As UM football continues to slog towards Labor Day night, we here at the 7th Floor will breakdown each position group on the team. (For the record, I stole this idea from the enviable SBN blog Rock M Nation.) Today we start with the quarterbacks, god bless our hearts.
Expectations for the quarterback position at the school once called "Quarterback U" understandably loom large. Probably too large. After the departure of Ken Dorsey (*points to the sky*), fan expectations have been wildly mismatched with the play on the field. Brock Berlin, at one point in his life the hottest quarterback prospect in America, transferred in with expectations of continuing a dynasty, but was merely able to take Miami to its last BCS bowl (sounds nice, right?). Kyle Wright, at one point in his life also the hottest quarterback prospect in America, was up next with expectations of restoring that dynasty, but was merely able to keep Miami within sniffing distance of a top five ranking (sounds nice, right?). For everyone's sanity we will skip over any involvement from Kirby Freeman and Robert Marve and fast forward to 2009, when a gawky hometown kid named Jacory Harris stepped onto the field at Doak Campbell Stadium as Miami's starting quarterback...
JACORY HARRIS / senior / miami, fl
2010 stats: 148-270 / 1,793 yds / 14 TD / 15 INT / 116.5 rating
Barring a miracle turnaround under the direction of Jedd Fisch, Jacory Harris' career will forever be a victim of off-season expectations and preseason rankings. When he started off the season in 2009 by throwing for 656 yards and 5 touchdowns against two teams ranked in the top 20, national pundits saw a potential Heisman Trophy winner and Hurricane fans saw national championship trophies. But one of those teams (Florida State) would finish the season with a 6-6 record and without their defensive coordinator, and the other (Georgia Tech) would eventually win the ACC, but with a defense that was mediocre at best. In retrospect it was ridiculously silly to anoint Harris as Miami's savior, but such were the circumstances for a program desperately seeking a savior. Those delusions died somewhere in Columbus, Ohio and in 2011 expectations for Harris are essentially nonexistent. Indications seem to be that Harris has been impressive this spring and will likely begin the year as the starter, and if Harris can throw more touchdowns than interceptions, the season should be deemed a success. Jedd Fisch's West Coast offense will likely suit Harris' skillset more than Mark Whipple's "40-yard heave and a cloud of dust" designs, so he will be put in a position to succeed. Harris' most recent game as a Hurricane against Notre Dame was an unmitigated disaster and easily the worst game of his career. He looked as if he was viewing the field through a peephole, unsure of who or what to throw to or why or really what game he was even playing ("Football, right? I'm a football player?"). This coming season's low expectations should free him mentally, and with proper coaching 2011 could potentially be his most successful year at Miami, all told.

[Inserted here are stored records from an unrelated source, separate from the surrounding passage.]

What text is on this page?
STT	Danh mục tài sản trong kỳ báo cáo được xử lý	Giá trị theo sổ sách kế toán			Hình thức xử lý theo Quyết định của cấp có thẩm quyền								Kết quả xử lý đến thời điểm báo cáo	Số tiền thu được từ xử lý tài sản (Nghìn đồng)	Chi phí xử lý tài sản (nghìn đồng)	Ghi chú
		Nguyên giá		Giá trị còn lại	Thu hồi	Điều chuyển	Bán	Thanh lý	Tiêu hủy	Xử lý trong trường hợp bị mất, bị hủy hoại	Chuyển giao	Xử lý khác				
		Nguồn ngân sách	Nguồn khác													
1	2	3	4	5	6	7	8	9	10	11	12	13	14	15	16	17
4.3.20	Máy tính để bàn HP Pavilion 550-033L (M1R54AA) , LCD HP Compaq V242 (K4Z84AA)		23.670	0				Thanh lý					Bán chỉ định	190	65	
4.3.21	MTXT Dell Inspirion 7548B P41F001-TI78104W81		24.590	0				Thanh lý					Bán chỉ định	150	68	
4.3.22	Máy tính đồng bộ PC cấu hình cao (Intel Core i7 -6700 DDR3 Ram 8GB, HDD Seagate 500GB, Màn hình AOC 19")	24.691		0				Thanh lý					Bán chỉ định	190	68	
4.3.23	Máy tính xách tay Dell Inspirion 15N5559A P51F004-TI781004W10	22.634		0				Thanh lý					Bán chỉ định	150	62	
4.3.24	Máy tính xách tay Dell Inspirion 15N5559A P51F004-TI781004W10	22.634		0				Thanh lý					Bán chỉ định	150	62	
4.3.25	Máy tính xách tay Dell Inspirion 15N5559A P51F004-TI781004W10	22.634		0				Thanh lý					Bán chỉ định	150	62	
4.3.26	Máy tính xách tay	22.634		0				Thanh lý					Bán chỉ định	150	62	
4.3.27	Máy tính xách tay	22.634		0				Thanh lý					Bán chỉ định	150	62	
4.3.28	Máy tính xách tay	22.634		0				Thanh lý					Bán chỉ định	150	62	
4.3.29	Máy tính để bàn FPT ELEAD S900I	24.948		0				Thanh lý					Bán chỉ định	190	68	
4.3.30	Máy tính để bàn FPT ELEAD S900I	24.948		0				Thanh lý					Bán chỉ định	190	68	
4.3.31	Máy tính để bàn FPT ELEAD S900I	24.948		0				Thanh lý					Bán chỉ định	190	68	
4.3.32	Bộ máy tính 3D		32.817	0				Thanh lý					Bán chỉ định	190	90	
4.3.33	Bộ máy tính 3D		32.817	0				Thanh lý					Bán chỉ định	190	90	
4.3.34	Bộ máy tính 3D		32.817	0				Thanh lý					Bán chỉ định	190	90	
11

STEPHEN MORRIS / sophomore / miami, fl
2010 stats: 82-153 / 1240 yds / 7 TD / 9 INT / 125.0 rating
Morris is the latest Hurricane quarterback to wear the robe of incoming savior. He undoubtedly flashed enormous potential at times in games against Virginia and Maryland, but he often looked like a freshman. Morris' combination of arm strength and mobility is something that Miami hasn't had in years. That said, Morris was allegedly "hand-picked" by Whipple as his quarterback of the future, and his skillset is not unlike Whipple protege Ben Roethlisberger. How Morris fits into Fisch's offense remains to be seen, and word is that he's been outplayed by Harris this spring. That said, Morris will likely see the field at some point this season, and if he can further even out the distribution of potential and results, he may be able to hold off Fisch's handpicked recruits.
SPENCER WHIPPLE / senior / miami, fl
2010 stats: 6-12 / 54 yards / 0 TD / 2 INT / 54.5 rating
If Whipple sees any meaningful playing time this year, the season will have gone horribly wrong and I will likely have jumped off of a tall building. Whipple will be the likely holder on field goals and extra points, so hopefully he can handle that. His future beyond coaching though does not exist.